Your local pub is like a second home and, while humans might be a pub’s bread and butter, the regular canine customers are what give many pubs their character. That is certainly the case with the 100 or so dogs showcased in Fiona Freund’s new book, Pub Dogs of London. Freund scoured London, finding some of its friendliest — and most photogenic — furry friends. The book features more than 100 pages of glossy photos of each dog, their likes and dislikes and information about their owners – and of course their favorite watering holes.
The book is available in hardcopy in the U.S. from Amazon on May 1. However, if you are looking for a more in-depth experience, you can share a pint with a local pooch at one of these London pubs featured in the book.
Several pups lay claim to The Lansdowne in Primrose Hill – it’s home to Molly and George (who according to the book are big fans of Camden lager) as well as Dobbie, the Lurcher. A stalwart of the London pub scene in Primrose Hill, the Lansdowne has been in operation for 22 years and is the perfect place to settle in for great food and a good drink. The menu rotates, serving both traditional British fare and Mediterranean cuisine.
Red Lion and Sun
Red Lion and Sun – home to Silvester and Indie, who you can see in the book – is a gastropub in Highgate. It’s privately owned, features two beer gardens, a rotating menu, a wood-burning fire, a stellar wine list and serves food daily, from noon to 10 p.m. Fun fact: this location has been a pub since the 16th century.
The Prince Regent in Herne Hill is a friendly, welcoming spot where local mutt, Mud, holds court. Visitors can say “hi” when they stop in to check out the changing menu with daily specials and traditional pub fare.
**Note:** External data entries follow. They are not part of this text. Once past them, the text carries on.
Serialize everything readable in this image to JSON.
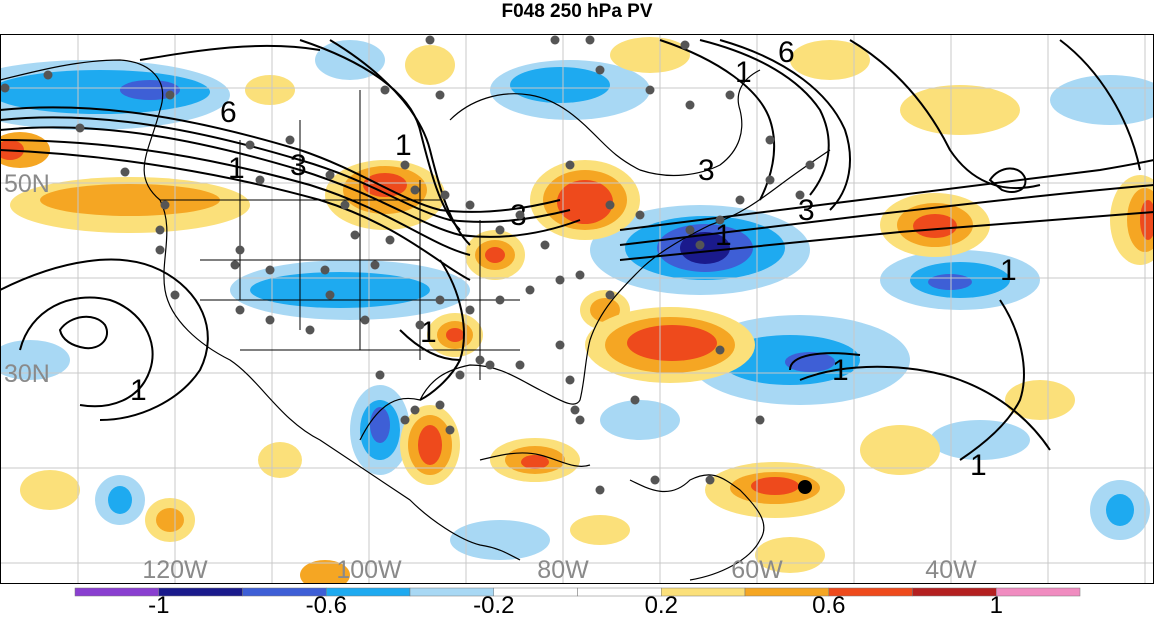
{
  "title": "F048 250 hPa PV",
  "lon_labels": [
    {
      "text": "120W",
      "lon": -120
    },
    {
      "text": "100W",
      "lon": -100
    },
    {
      "text": "80W",
      "lon": -80
    },
    {
      "text": "60W",
      "lon": -60
    },
    {
      "text": "40W",
      "lon": -40
    }
  ],
  "lat_labels": [
    {
      "text": "50N",
      "lat": 50
    },
    {
      "text": "30N",
      "lat": 30
    }
  ],
  "contour_labels": [
    "6",
    "3",
    "1",
    "1",
    "3",
    "6",
    "1",
    "3",
    "1",
    "3",
    "1",
    "1",
    "1",
    "1",
    "1"
  ],
  "colorbar": {
    "labels": [
      "-1",
      "-0.6",
      "-0.2",
      "0.2",
      "0.6",
      "1"
    ],
    "colors": [
      "#8a3fd0",
      "#1a1a8c",
      "#3e5fd6",
      "#1eaaf0",
      "#a8d8f4",
      "#ffffff",
      "#ffffff",
      "#fbe07a",
      "#f5a623",
      "#ee4a1c",
      "#b42020",
      "#f08cc0"
    ]
  },
  "shading_colors": {
    "neg_strong": "#1a1a8c",
    "neg_mid": "#3e5fd6",
    "neg": "#1eaaf0",
    "neg_light": "#a8d8f4",
    "pos_light": "#fbe07a",
    "pos": "#f5a623",
    "pos_mid": "#ee4a1c",
    "pos_strong": "#b42020"
  }
}
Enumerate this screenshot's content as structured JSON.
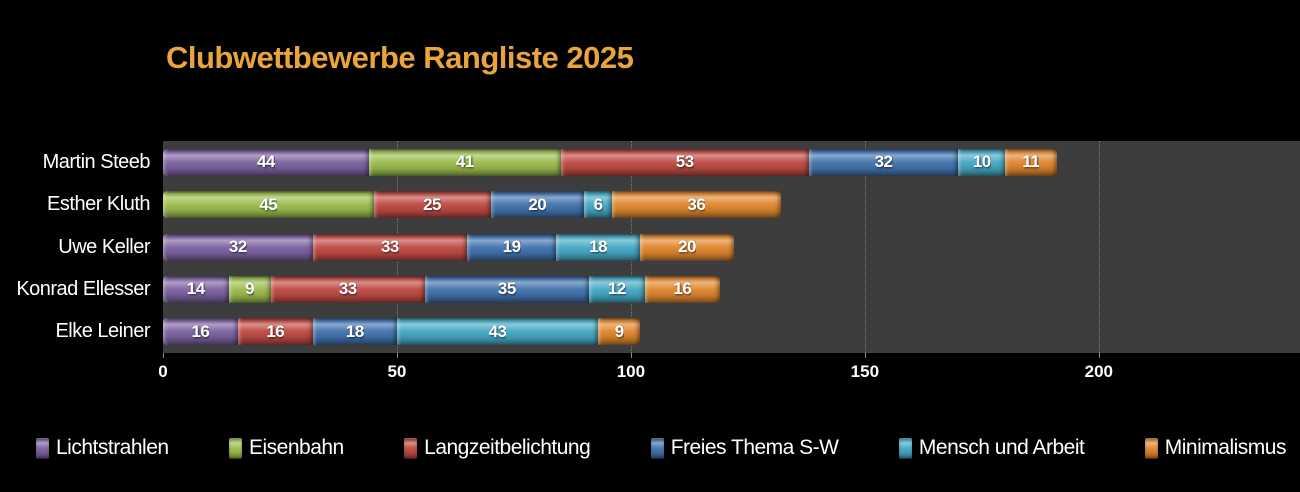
{
  "title_color": "#E9A53C",
  "colors": {
    "page_background": "#000000",
    "plot_background": "#3D3D3D",
    "text": "#FFFFFF",
    "gridline": "rgba(225,225,225,0.38)"
  },
  "chart_data": {
    "type": "bar",
    "orientation": "horizontal",
    "stacked": true,
    "title": "Clubwettbewerbe Rangliste 2025",
    "categories": [
      "Martin Steeb",
      "Esther Kluth",
      "Uwe Keller",
      "Konrad Ellesser",
      "Elke Leiner"
    ],
    "series": [
      {
        "name": "Lichtstrahlen",
        "color": "#7E62A1",
        "values": [
          44,
          0,
          32,
          14,
          16
        ]
      },
      {
        "name": "Eisenbahn",
        "color": "#9CBE4E",
        "values": [
          41,
          45,
          0,
          9,
          0
        ]
      },
      {
        "name": "Langzeitbelichtung",
        "color": "#C04A44",
        "values": [
          53,
          25,
          33,
          33,
          16
        ]
      },
      {
        "name": "Freies Thema S-W",
        "color": "#4273AE",
        "values": [
          32,
          20,
          19,
          35,
          18
        ]
      },
      {
        "name": "Mensch und Arbeit",
        "color": "#45A9C5",
        "values": [
          10,
          6,
          18,
          12,
          43
        ]
      },
      {
        "name": "Minimalismus",
        "color": "#E0872F",
        "values": [
          11,
          36,
          20,
          16,
          9
        ]
      }
    ],
    "totals": [
      191,
      132,
      122,
      119,
      102
    ],
    "x_ticks": [
      0,
      50,
      100,
      150,
      200
    ],
    "xlim": [
      0,
      243
    ],
    "grid": "dotted-vertical",
    "legend_position": "bottom",
    "value_labels": "inside-center"
  }
}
They have a long list of ales, as well as wine and the perfect room for parties.
The Rosemary Branch
The Rosemary Branch in Islington is Alfie’s local haunt. It was once a Victorian music hall – and it is said that Charlie Chaplin once performed in the hall. The theater has won many awards and has top-notch directors who put on a variety of shows. Apart from its theater, its bar is well-liked too. There is a wide selection of ales, Czech lagers, wines and food. Fresh specials are always on the blackboards and the location is well known for its Sunday roast. They are open Tuesday-Sunday, closed on Mondays.
Portobello Gold in Notting Hill is where mixed-breed Miss Jones is known to be a regular – and it’s an establishment that goes by many monikers, be it a “brasserie,” a “wine bar” or just a plain old “pub.” It’s a hotel, bar and restaurant rolled into one. There are 11 guestrooms above the award-winning bar and restaurant. No matter what brings you to the Portobello Gold, visitors will find an eclectic haven for those who want food and drink served with passion and personality. The pub is known for its ability to be a trendsetter, bringing oyster shooters to London and setting up one of the first cyber cafes in the city. It’s also a VIP hot spot and the perfect place for a good party.
This is one of London’s oldest pubs, frequented by some lucky dogs – namely Abi the Staffie. This establishment was immortalized by Charles Dickens in the Pickwick Papers and is possibly where Keats wrote Ode to a Nightingale. Regardless, the inn and its pub undoubtedly have a few tales to tell over a pint or two. From bar snacks to fish and chips, this rotating menu is full of classic pub fare and well known for its outdoor beer garden and al fresco dining.
Looking to continue your quest for man’s best beer buddy? There are also books that follow the pub dogs of Glasgow and Manchester.